- Direct thermal LabelWriter label
- Thermal transfer Rhino vinyl label
- Thermal transfer Rhino nylon label
- Thermal transfer Rhino polyester label
- Direct thermal QL paper label
- Direct thermal QL clear plastic label
They were dated and put to the test. After two weeks of repeatedly adding more water to penetrate the labels and freezing, a result was concluded. Looking at the picture above, the Dymo labels are all on the upper half and the Brother ones are on the lower half. The direct thermal Brother labels kept their bold, dark print but the adhesive failed in the thawing process. The labels almost completely lost their stick rendering them useless by the end of the test. All the Dymo labels kept their adhesion. The thermal transfer vinyl, nylon and polyester kept their crisp print; which was to be expected. The direct thermal label however faded slightly, but it wasn't bad at all. All these results were unexpect. Personally I didn't think the direct thermal prints would last and I didn't expect the adhesive to deteriorate.

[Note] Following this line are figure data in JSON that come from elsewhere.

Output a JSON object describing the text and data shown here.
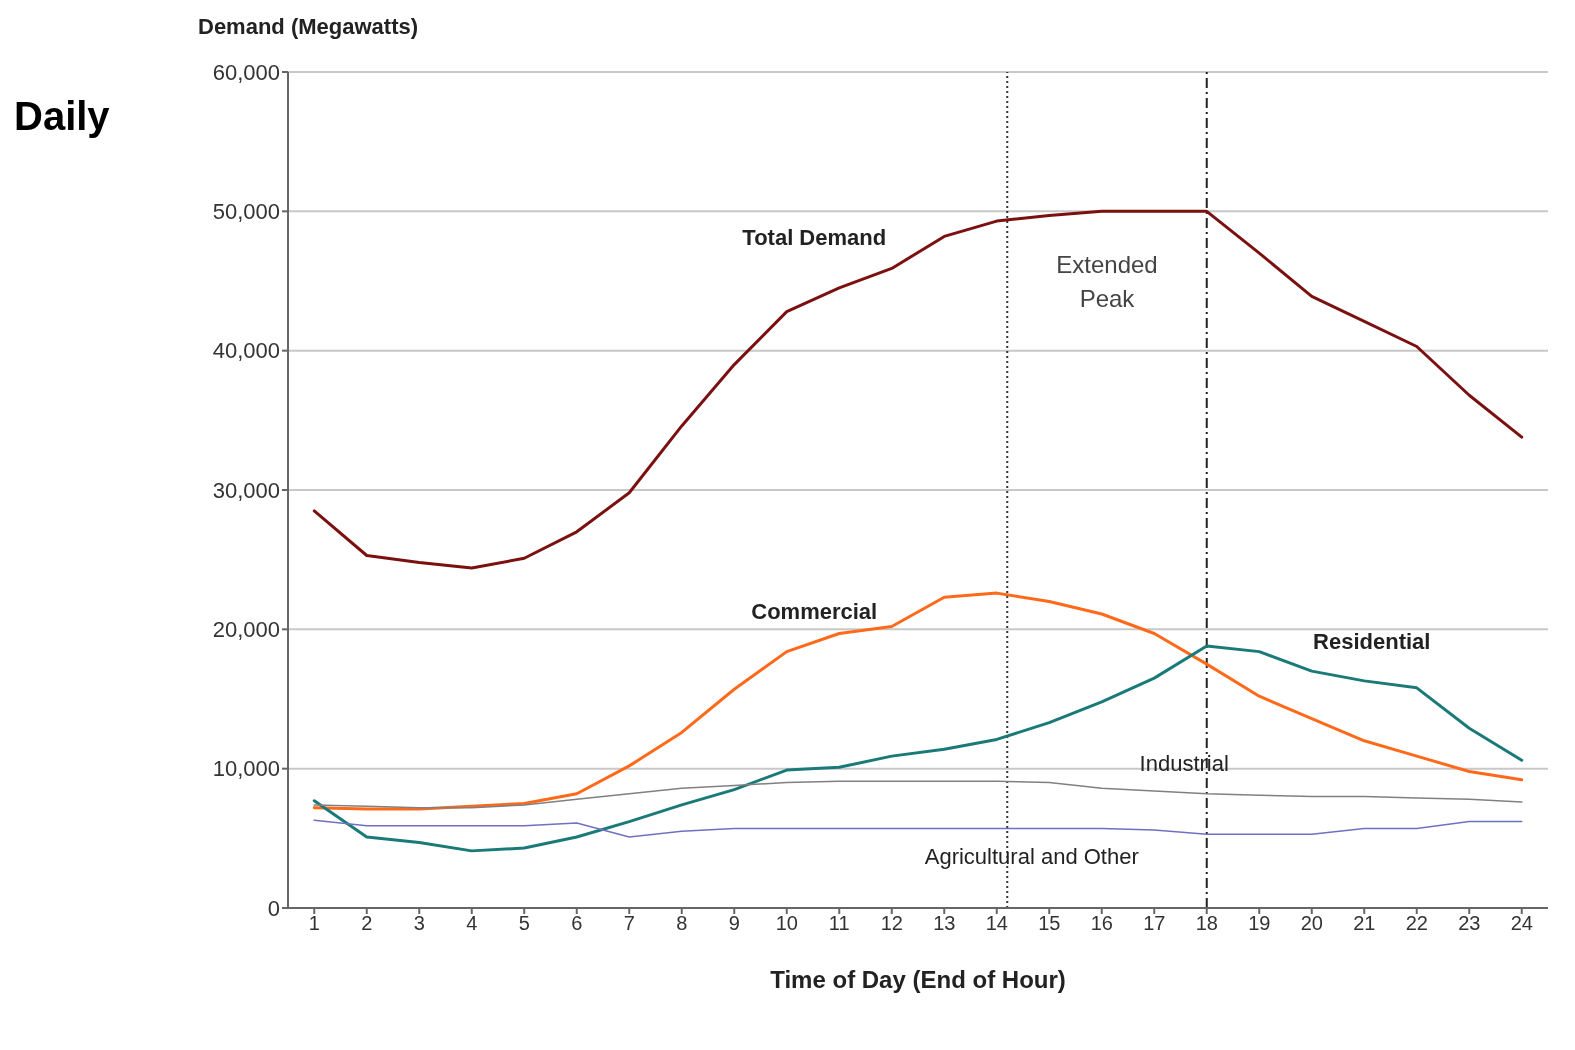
{
  "chart_data": {
    "type": "line",
    "title": "Daily",
    "ylabel": "Demand (Megawatts)",
    "xlabel": "Time of Day (End of Hour)",
    "x": [
      1,
      2,
      3,
      4,
      5,
      6,
      7,
      8,
      9,
      10,
      11,
      12,
      13,
      14,
      15,
      16,
      17,
      18,
      19,
      20,
      21,
      22,
      23,
      24
    ],
    "xlim": [
      0.5,
      24.5
    ],
    "xticks": [
      1,
      2,
      3,
      4,
      5,
      6,
      7,
      8,
      9,
      10,
      11,
      12,
      13,
      14,
      15,
      16,
      17,
      18,
      19,
      20,
      21,
      22,
      23,
      24
    ],
    "ylim": [
      0,
      60000
    ],
    "yticks": [
      {
        "value": 0,
        "label": "0"
      },
      {
        "value": 10000,
        "label": "10,000"
      },
      {
        "value": 20000,
        "label": "20,000"
      },
      {
        "value": 30000,
        "label": "30,000"
      },
      {
        "value": 40000,
        "label": "40,000"
      },
      {
        "value": 50000,
        "label": "50,000"
      },
      {
        "value": 60000,
        "label": "60,000"
      }
    ],
    "grid": "y",
    "legend": false,
    "marker": "none",
    "line_style": "solid",
    "series": [
      {
        "name": "Total Demand",
        "color": "#7b1010",
        "values": [
          28500,
          25300,
          24800,
          24400,
          25100,
          27000,
          29800,
          34600,
          39000,
          42800,
          44500,
          45900,
          48200,
          49300,
          49700,
          50000,
          50000,
          50000,
          47000,
          43900,
          42100,
          40300,
          36800,
          33800
        ]
      },
      {
        "name": "Commercial",
        "color": "#ff6a1a",
        "values": [
          7200,
          7100,
          7100,
          7300,
          7500,
          8200,
          10200,
          12600,
          15700,
          18400,
          19700,
          20200,
          22300,
          22600,
          22000,
          21100,
          19700,
          17500,
          15200,
          13600,
          12000,
          10900,
          9800,
          9200
        ]
      },
      {
        "name": "Residential",
        "color": "#1a7a78",
        "values": [
          7700,
          5100,
          4700,
          4100,
          4300,
          5100,
          6200,
          7400,
          8500,
          9900,
          10100,
          10900,
          11400,
          12100,
          13300,
          14800,
          16500,
          18800,
          18400,
          17000,
          16300,
          15800,
          12900,
          10600
        ]
      },
      {
        "name": "Industrial",
        "color": "#808080",
        "values": [
          7400,
          7300,
          7200,
          7200,
          7400,
          7800,
          8200,
          8600,
          8800,
          9000,
          9100,
          9100,
          9100,
          9100,
          9000,
          8600,
          8400,
          8200,
          8100,
          8000,
          8000,
          7900,
          7800,
          7600
        ]
      },
      {
        "name": "Agricultural and Other",
        "color": "#7070c0",
        "values": [
          6300,
          5900,
          5900,
          5900,
          5900,
          6100,
          5100,
          5500,
          5700,
          5700,
          5700,
          5700,
          5700,
          5700,
          5700,
          5700,
          5600,
          5300,
          5300,
          5300,
          5700,
          5700,
          6200,
          6200
        ]
      }
    ],
    "ref_lines": [
      {
        "axis": "x",
        "value": 14.2,
        "line_style": "dotted",
        "color": "#333333"
      },
      {
        "axis": "x",
        "value": 18,
        "line_style": "dashed",
        "color": "#222222"
      }
    ],
    "annotations": [
      "Extended Peak"
    ]
  }
}
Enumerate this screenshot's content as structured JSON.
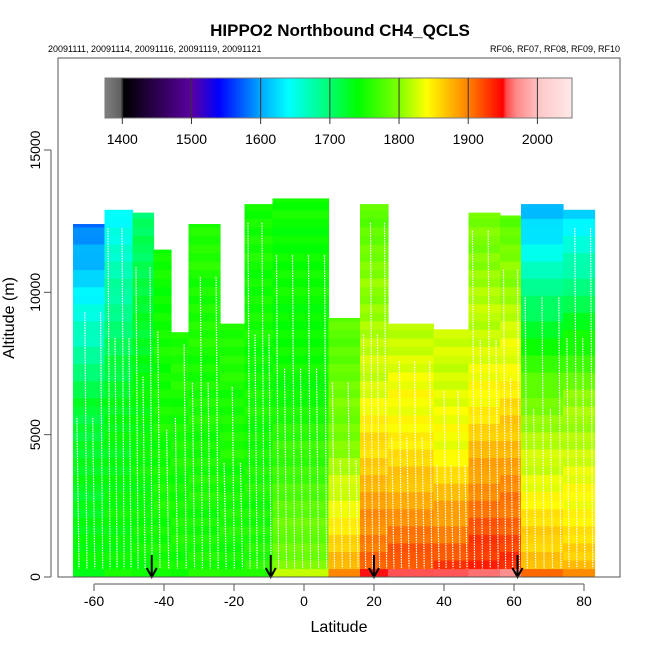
{
  "chart_data": {
    "type": "heatmap",
    "title": "HIPPO2 Northbound CH4_QCLS",
    "subtitle_left": "20091111, 20091114, 20091116, 20091119, 20091121",
    "subtitle_right": "RF06, RF07, RF08, RF09, RF10",
    "xlabel": "Latitude",
    "ylabel": "Altitude (m)",
    "xlim": [
      -67,
      94
    ],
    "ylim": [
      0,
      18200
    ],
    "x_ticks": [
      -60,
      -40,
      -20,
      0,
      20,
      40,
      60,
      80
    ],
    "x_tick_labels": [
      "-60",
      "-40",
      "-20",
      "0",
      "20",
      "40",
      "60",
      "80"
    ],
    "y_ticks": [
      0,
      5000,
      10000,
      15000
    ],
    "y_tick_labels": [
      "0",
      "5000",
      "10000",
      "15000"
    ],
    "grid": false,
    "colorbar": {
      "placement": "top-inside",
      "range": [
        1375,
        2050
      ],
      "ticks": [
        1400,
        1500,
        1600,
        1700,
        1800,
        1900,
        2000
      ],
      "tick_labels": [
        "1400",
        "1500",
        "1600",
        "1700",
        "1800",
        "1900",
        "2000"
      ],
      "stops": [
        {
          "value": 1375,
          "color": "#808080"
        },
        {
          "value": 1398,
          "color": "#606060"
        },
        {
          "value": 1402,
          "color": "#000000"
        },
        {
          "value": 1500,
          "color": "#5a00a0"
        },
        {
          "value": 1540,
          "color": "#0000ff"
        },
        {
          "value": 1600,
          "color": "#00a8ff"
        },
        {
          "value": 1640,
          "color": "#00ffff"
        },
        {
          "value": 1700,
          "color": "#00ff70"
        },
        {
          "value": 1740,
          "color": "#00ff00"
        },
        {
          "value": 1800,
          "color": "#80ff00"
        },
        {
          "value": 1840,
          "color": "#ffff00"
        },
        {
          "value": 1900,
          "color": "#ff8000"
        },
        {
          "value": 1950,
          "color": "#ff0000"
        },
        {
          "value": 1955,
          "color": "#ff4a4a"
        },
        {
          "value": 1970,
          "color": "#ff8a8a"
        },
        {
          "value": 1990,
          "color": "#ffadad"
        },
        {
          "value": 2005,
          "color": "#ffcaca"
        },
        {
          "value": 2030,
          "color": "#ffdada"
        },
        {
          "value": 2050,
          "color": "#ffeaea"
        }
      ]
    },
    "curtain_columns": [
      {
        "lat_from": -66,
        "lat_to": -57,
        "top": 12400,
        "upper_value": 1580,
        "mid_value": 1720,
        "low_value": 1740
      },
      {
        "lat_from": -57,
        "lat_to": -49,
        "top": 12900,
        "upper_value": 1640,
        "mid_value": 1730,
        "low_value": 1745
      },
      {
        "lat_from": -49,
        "lat_to": -43,
        "top": 12800,
        "upper_value": 1700,
        "mid_value": 1740,
        "low_value": 1745
      },
      {
        "lat_from": -43,
        "lat_to": -38,
        "top": 11500,
        "upper_value": 1745,
        "mid_value": 1750,
        "low_value": 1750
      },
      {
        "lat_from": -38,
        "lat_to": -33,
        "top": 8600,
        "upper_value": 1755,
        "mid_value": 1750,
        "low_value": 1750
      },
      {
        "lat_from": -33,
        "lat_to": -24,
        "top": 12400,
        "upper_value": 1755,
        "mid_value": 1752,
        "low_value": 1750
      },
      {
        "lat_from": -24,
        "lat_to": -17,
        "top": 8900,
        "upper_value": 1755,
        "mid_value": 1752,
        "low_value": 1750
      },
      {
        "lat_from": -17,
        "lat_to": -9,
        "top": 13100,
        "upper_value": 1750,
        "mid_value": 1748,
        "low_value": 1755
      },
      {
        "lat_from": -9,
        "lat_to": 7,
        "top": 13300,
        "upper_value": 1745,
        "mid_value": 1745,
        "low_value": 1800
      },
      {
        "lat_from": 7,
        "lat_to": 16,
        "top": 9100,
        "upper_value": 1780,
        "mid_value": 1800,
        "low_value": 1880
      },
      {
        "lat_from": 16,
        "lat_to": 24,
        "top": 13100,
        "upper_value": 1780,
        "mid_value": 1830,
        "low_value": 1920
      },
      {
        "lat_from": 24,
        "lat_to": 37,
        "top": 8900,
        "upper_value": 1820,
        "mid_value": 1850,
        "low_value": 1930
      },
      {
        "lat_from": 37,
        "lat_to": 47,
        "top": 8700,
        "upper_value": 1820,
        "mid_value": 1840,
        "low_value": 1935
      },
      {
        "lat_from": 47,
        "lat_to": 56,
        "top": 12800,
        "upper_value": 1790,
        "mid_value": 1840,
        "low_value": 1945
      },
      {
        "lat_from": 56,
        "lat_to": 62,
        "top": 12700,
        "upper_value": 1780,
        "mid_value": 1850,
        "low_value": 1940
      },
      {
        "lat_from": 62,
        "lat_to": 74,
        "top": 13100,
        "upper_value": 1600,
        "mid_value": 1790,
        "low_value": 1880
      },
      {
        "lat_from": 74,
        "lat_to": 83,
        "top": 12900,
        "upper_value": 1620,
        "mid_value": 1800,
        "low_value": 1870
      }
    ],
    "profile_markers_lat": [
      -43.5,
      -9.5,
      20,
      61
    ]
  }
}
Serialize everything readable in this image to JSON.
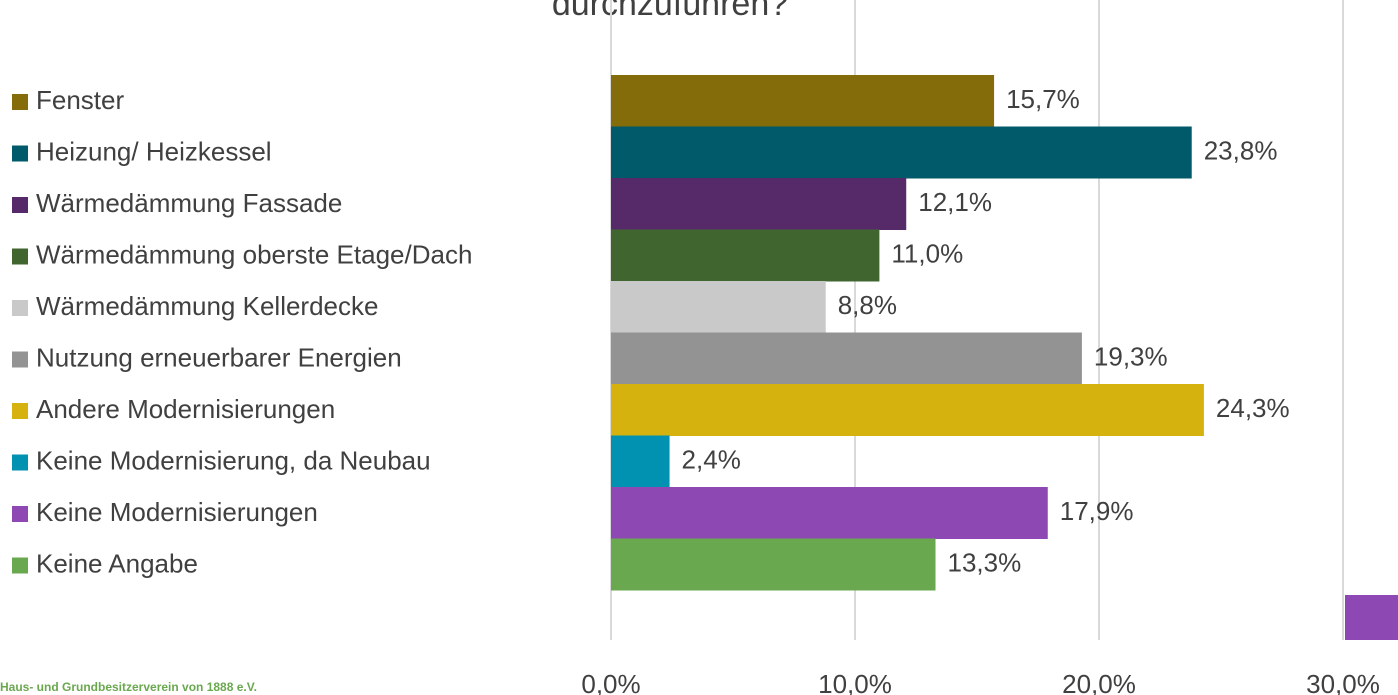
{
  "chart_data": {
    "type": "bar",
    "orientation": "horizontal",
    "title": "durchzuführen?",
    "footer": "Haus- und Grundbesitzerverein von 1888 e.V.",
    "categories": [
      "Fenster",
      "Heizung/ Heizkessel",
      "Wärmedämmung Fassade",
      "Wärmedämmung oberste Etage/Dach",
      "Wärmedämmung Kellerdecke",
      "Nutzung erneuerbarer Energien",
      "Andere Modernisierungen",
      "Keine Modernisierung, da Neubau",
      "Keine Modernisierungen",
      "Keine Angabe"
    ],
    "values": [
      15.7,
      23.8,
      12.1,
      11.0,
      8.8,
      19.3,
      24.3,
      2.4,
      17.9,
      13.3
    ],
    "value_labels": [
      "15,7%",
      "23,8%",
      "12,1%",
      "11,0%",
      "8,8%",
      "19,3%",
      "24,3%",
      "2,4%",
      "17,9%",
      "13,3%"
    ],
    "colors": [
      "#846c0a",
      "#005a69",
      "#562a68",
      "#41652f",
      "#c9c9c9",
      "#939393",
      "#d6b20e",
      "#0092b0",
      "#8d48b4",
      "#6aa84f"
    ],
    "xlim": [
      0,
      30
    ],
    "xticks": [
      {
        "value": 0,
        "label": "0,0%"
      },
      {
        "value": 10,
        "label": "10,0%"
      },
      {
        "value": 20,
        "label": "20,0%"
      },
      {
        "value": 30,
        "label": "30,0%"
      }
    ],
    "grid": true,
    "legend": "left"
  }
}
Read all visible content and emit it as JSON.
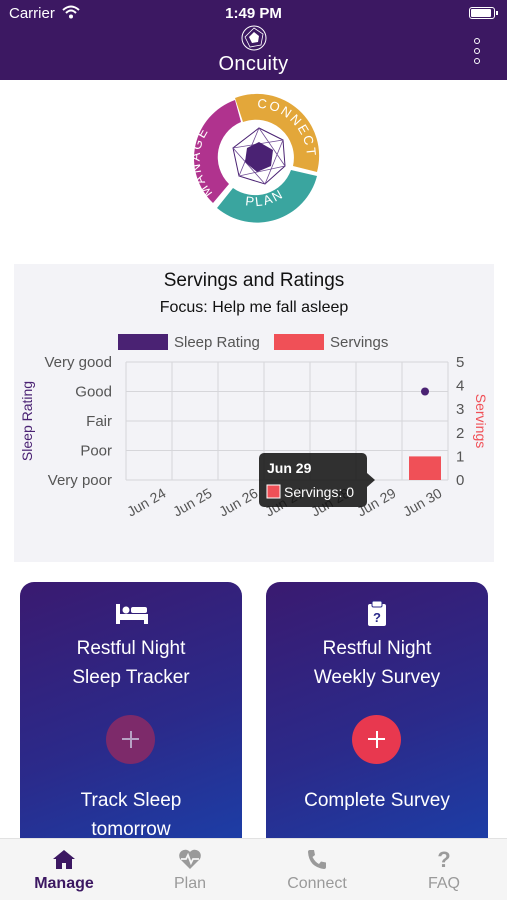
{
  "status_bar": {
    "carrier": "Carrier",
    "time": "1:49 PM"
  },
  "header": {
    "app_name": "Oncuity"
  },
  "logo": {
    "manage": "MANAGE",
    "connect": "CONNECT",
    "plan": "PLAN"
  },
  "chart": {
    "title": "Servings and Ratings",
    "subtitle": "Focus: Help me fall asleep",
    "tooltip": {
      "date": "Jun 29",
      "text": "Servings: 0"
    }
  },
  "chart_data": {
    "type": "bar",
    "title": "Servings and Ratings",
    "subtitle": "Focus: Help me fall asleep",
    "categories": [
      "Jun 24",
      "Jun 25",
      "Jun 26",
      "Jun 27",
      "Jun 28",
      "Jun 29",
      "Jun 30"
    ],
    "series": [
      {
        "name": "Sleep Rating",
        "kind": "scatter",
        "color": "#4a2273",
        "axis": "left",
        "values": [
          null,
          null,
          null,
          null,
          null,
          null,
          4
        ]
      },
      {
        "name": "Servings",
        "kind": "bar",
        "color": "#f05057",
        "axis": "right",
        "values": [
          0,
          0,
          0,
          0,
          0,
          0,
          1
        ]
      }
    ],
    "ylabel": "Sleep Rating",
    "ylabel_right": "Servings",
    "y_left_ticks": [
      "Very poor",
      "Poor",
      "Fair",
      "Good",
      "Very good"
    ],
    "y_right_ticks": [
      "0",
      "1",
      "2",
      "3",
      "4",
      "5"
    ],
    "ylim_left": [
      1,
      5
    ],
    "ylim_right": [
      0,
      5
    ],
    "grid": true,
    "legend": "top"
  },
  "cards": [
    {
      "title_line1": "Restful Night",
      "title_line2": "Sleep Tracker",
      "action_line1": "Track Sleep",
      "action_line2": "tomorrow",
      "icon": "bed-icon"
    },
    {
      "title_line1": "Restful Night",
      "title_line2": "Weekly Survey",
      "action_line1": "Complete Survey",
      "action_line2": "",
      "icon": "clipboard-question-icon"
    }
  ],
  "tabs": [
    {
      "label": "Manage",
      "icon": "home-icon",
      "active": true
    },
    {
      "label": "Plan",
      "icon": "heart-pulse-icon",
      "active": false
    },
    {
      "label": "Connect",
      "icon": "phone-icon",
      "active": false
    },
    {
      "label": "FAQ",
      "icon": "question-icon",
      "active": false
    }
  ],
  "colors": {
    "header_bg": "#3c1862",
    "manage": "#b0338e",
    "connect": "#e3a73a",
    "plan": "#3aa59f",
    "sleep_rating": "#4a2273",
    "servings": "#f05057",
    "active_tab": "#3c1862"
  }
}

The initial idea behind this test was, "which labels would be best for sandwiches or other cool applications?". You wouldn't freeze a sandwich but this is a much more extreme test to what could be the intended purpose of these labels.
The Brother direct thermal labels kept their print quality but lost their adhesion, the Dymo direct thermal labels kept their adhesion but the print quality faded slightly. If you're looking to produce medium sized labels for temporary cold use, a Dymo printer will do the job. Alternatively if you're looking for smaller labels and a more permanent solution it might be worth considering the Brother TZe tape.